Il a vécu sa jeunesse avec une grande insouciance, les tentations et les plaisirs de la vie l’ont tenté à cette époque.  Ainsi il commença à s’éloigner peu à peu de Dieu, mais en même temps il ressentait au fond de lui un vide douloureux et une profonde tristesse.

Il a rencontré les musulmans dans le désert d’Algérie, et a été influencé par la façon dont ils ont prié et se sont prosternés..leur croyance en Dieu lui a causé un choc, créant en lui la question de son propre croyance.

Après son retour en France, ses amis et ses proches l’accueillent avec une grande joie comme le retour de l’enfant prodigue qui l’aide à se convertir à sa première foi et il répète cette prière : « Seigneur, si tu existes vraiment, fais-le-moi savoir toi. »

Le curé avait l’intention d’en apprendre davantage sur le christianisme, alors le prêtre lui a demandé de s’agenouiller et de se confesser, car son vrai besoin n’est pas de science ou de philosophie, mais d’une rencontre vivante avec Dieu.

Cette rencontre a été une conversion pour Charles, et elle a changé toute sa vie.  Ainsi, puisqu’il croyait à l’existence de Dieu, il comprit qu’il ne pouvait vivre pour personne d’autre.  Sa vocation monastique remonte à l’heure de sa conversion.

Il a commencé à rechercher avec son guide comment donner toute sa vie à Dieu, alors il a rejoint l’Ordre écossais dans un monastère très pauvre de la région « Aqbis » au nord de la Syrie. Il y a rencontré des chrétiens de ce pays, qui ont enduré de nombreuses tortures et persécutions. à cause de leur foi.

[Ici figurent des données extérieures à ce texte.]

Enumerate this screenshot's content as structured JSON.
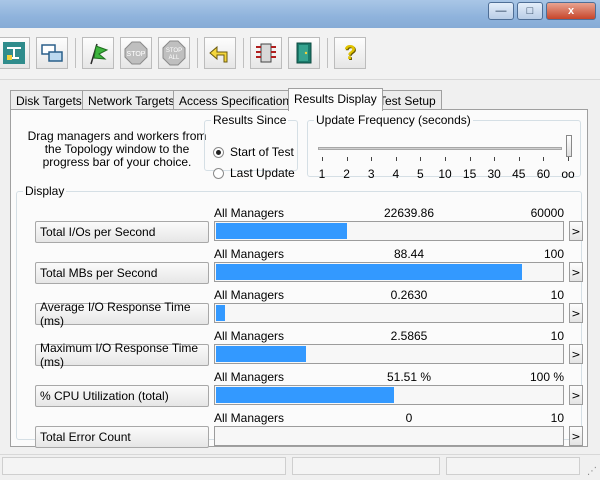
{
  "window": {
    "minimize_label": "—",
    "maximize_label": "□",
    "close_label": "x"
  },
  "toolbar": {
    "stop_label": "STOP",
    "stop_all_label": "STOP ALL",
    "help_label": "?"
  },
  "tabs": [
    {
      "label": "Disk Targets"
    },
    {
      "label": "Network Targets"
    },
    {
      "label": "Access Specifications"
    },
    {
      "label": "Results Display"
    },
    {
      "label": "Test Setup"
    }
  ],
  "hint_text": "Drag managers and workers from the Topology window to the progress bar of your choice.",
  "results_since": {
    "legend": "Results Since",
    "options": [
      "Start of Test",
      "Last Update"
    ],
    "selected": 0
  },
  "update_frequency": {
    "legend": "Update Frequency (seconds)",
    "ticks": [
      "1",
      "2",
      "3",
      "4",
      "5",
      "10",
      "15",
      "30",
      "45",
      "60",
      "oo"
    ],
    "selected_index": 10
  },
  "display": {
    "legend": "Display",
    "metrics": [
      {
        "label": "Total I/Os per Second",
        "source": "All Managers",
        "value": "22639.86",
        "max": "60000",
        "fraction": 0.3773
      },
      {
        "label": "Total MBs per Second",
        "source": "All Managers",
        "value": "88.44",
        "max": "100",
        "fraction": 0.8844
      },
      {
        "label": "Average I/O Response Time (ms)",
        "source": "All Managers",
        "value": "0.2630",
        "max": "10",
        "fraction": 0.0263
      },
      {
        "label": "Maximum I/O Response Time (ms)",
        "source": "All Managers",
        "value": "2.5865",
        "max": "10",
        "fraction": 0.2587
      },
      {
        "label": "% CPU Utilization (total)",
        "source": "All Managers",
        "value": "51.51 %",
        "max": "100 %",
        "fraction": 0.5151
      },
      {
        "label": "Total Error Count",
        "source": "All Managers",
        "value": "0",
        "max": "10",
        "fraction": 0
      }
    ]
  },
  "colors": {
    "bar_fill": "#3399ff"
  }
}
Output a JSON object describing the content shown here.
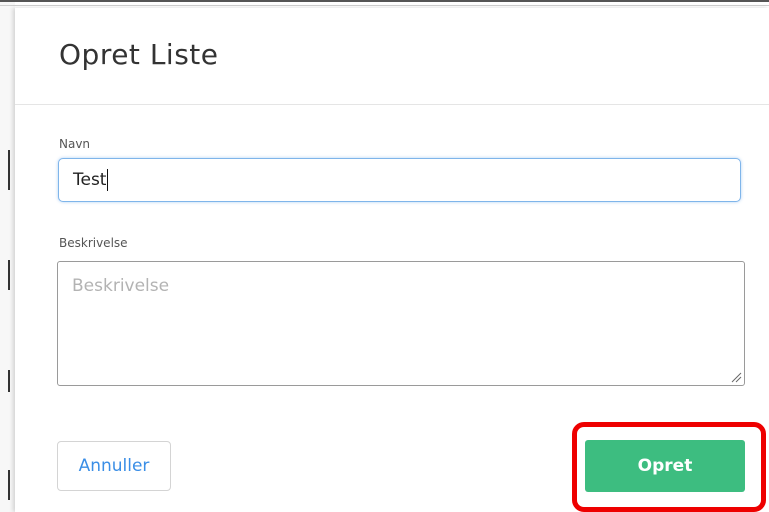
{
  "dialog": {
    "title": "Opret Liste",
    "name_label": "Navn",
    "name_value": "Test",
    "description_label": "Beskrivelse",
    "description_placeholder": "Beskrivelse",
    "cancel_label": "Annuller",
    "create_label": "Opret"
  },
  "colors": {
    "accent_green": "#3dbd80",
    "link_blue": "#3a8ee6",
    "highlight_red": "#ee0000"
  }
}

Par ses relations avec les familles chrétiennes voisines du monastère, il a touché à leurs conditions pauvres et difficiles, il a donc voulu que sa vie monastique soit plus proche d’eux, comme l’était la vie de Jésus avec ses proches à Nazareth.

Il est allé à Nazareth, où il a été attiré par la vie simple et humble de Jésus, dans laquelle se révèlent le mystère de Dieu et le mystère de son amour pour chaque personne.Il a voulu que cette méthode soit un chemin de sa vie.  Avec l’aide de son guide, il a décidé de retourner vivre dans le désert d’Algérie parmi les tribus marginalisées et pauvres, et il était comme l’une d’entre elles.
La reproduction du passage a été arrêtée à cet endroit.